In Little Rock, Arkansas, last year, at the opening of Bill Clinton’s presidential library, Bono sang, “These are the hands that built America” to four US presidents — George Bush Sr., Jimmy Carter, Clinton, and the incumbent George Bush Jr. — and then singled each one out for their good deeds to Africa.

The optics of that event is a little sickening if you regard it in isolation.

But consider his actions with Bush Jr. six months later.

When the rock star met Bush privately on the eve of the G8 summit at Gleneagles, he asked him to pony up $2 billion extra to bring the pledged aid increases to the level the Commission for Africa had said was needed, and on which diplomatic negotiations had stalled.

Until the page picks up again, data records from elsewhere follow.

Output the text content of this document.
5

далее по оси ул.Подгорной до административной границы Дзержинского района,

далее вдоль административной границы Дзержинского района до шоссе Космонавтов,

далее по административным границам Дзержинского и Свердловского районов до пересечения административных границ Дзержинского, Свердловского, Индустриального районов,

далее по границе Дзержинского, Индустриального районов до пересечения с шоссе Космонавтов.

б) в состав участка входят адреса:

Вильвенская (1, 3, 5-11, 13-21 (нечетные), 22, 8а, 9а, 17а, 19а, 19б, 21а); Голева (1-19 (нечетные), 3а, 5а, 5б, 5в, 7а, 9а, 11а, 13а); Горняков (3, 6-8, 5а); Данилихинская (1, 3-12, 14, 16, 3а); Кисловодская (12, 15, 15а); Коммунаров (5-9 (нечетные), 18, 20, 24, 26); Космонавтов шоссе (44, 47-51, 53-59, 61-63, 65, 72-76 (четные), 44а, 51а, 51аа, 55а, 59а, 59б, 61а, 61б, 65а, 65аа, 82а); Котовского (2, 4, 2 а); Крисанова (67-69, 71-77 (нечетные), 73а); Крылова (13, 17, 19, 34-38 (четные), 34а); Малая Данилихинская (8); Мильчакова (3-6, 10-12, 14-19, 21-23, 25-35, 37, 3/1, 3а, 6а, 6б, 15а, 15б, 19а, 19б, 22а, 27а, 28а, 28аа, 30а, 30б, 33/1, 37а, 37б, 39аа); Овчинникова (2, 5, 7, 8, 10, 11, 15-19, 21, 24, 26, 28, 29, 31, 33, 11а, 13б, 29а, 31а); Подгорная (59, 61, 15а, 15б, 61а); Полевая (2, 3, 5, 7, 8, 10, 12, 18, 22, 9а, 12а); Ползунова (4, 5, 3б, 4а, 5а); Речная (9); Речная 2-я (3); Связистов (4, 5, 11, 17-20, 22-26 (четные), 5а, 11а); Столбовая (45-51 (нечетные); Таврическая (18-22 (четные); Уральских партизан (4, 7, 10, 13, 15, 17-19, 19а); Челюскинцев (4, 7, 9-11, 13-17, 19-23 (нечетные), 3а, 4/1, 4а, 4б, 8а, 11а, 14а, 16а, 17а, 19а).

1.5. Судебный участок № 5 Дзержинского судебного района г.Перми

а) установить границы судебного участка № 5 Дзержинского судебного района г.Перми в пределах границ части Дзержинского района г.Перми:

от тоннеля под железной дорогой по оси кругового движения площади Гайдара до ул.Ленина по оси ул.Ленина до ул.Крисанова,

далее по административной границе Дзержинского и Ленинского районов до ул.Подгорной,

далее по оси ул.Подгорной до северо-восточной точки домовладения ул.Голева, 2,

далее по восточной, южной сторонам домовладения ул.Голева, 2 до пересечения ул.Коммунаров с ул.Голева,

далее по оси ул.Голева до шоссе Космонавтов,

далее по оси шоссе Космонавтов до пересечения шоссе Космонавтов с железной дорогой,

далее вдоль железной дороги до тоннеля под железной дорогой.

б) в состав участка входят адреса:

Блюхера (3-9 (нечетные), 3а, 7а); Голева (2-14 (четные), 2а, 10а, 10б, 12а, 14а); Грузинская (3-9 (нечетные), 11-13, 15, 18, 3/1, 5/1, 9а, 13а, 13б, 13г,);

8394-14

Bush paid up.

Bono is one of the few celebrities who actually believe in Star Power and who uses it with sophistication.

Like Moses, he herds the masses and incites a frenzy of love for him. Then he takes George W. Bush by the hand and leads him before the mob and invites him to do anything less but show brotherly love and compassion — and obedience.

Bono is the only person to have been nominated for a Grammy, a Golden Globe, an Oscar and the Nobel Peace Prize. But a gold medal for cunning, perhaps, is what he deserves.

Who cares if in fact it takes a staff of 5,000 or more to come up with Bono’s brilliant PR stunts? I say hire 10,000 more and maybe that DiCaprio kid can be recruited to help make a difference too.

Juliann Fraser is a writer living in Whitehorse.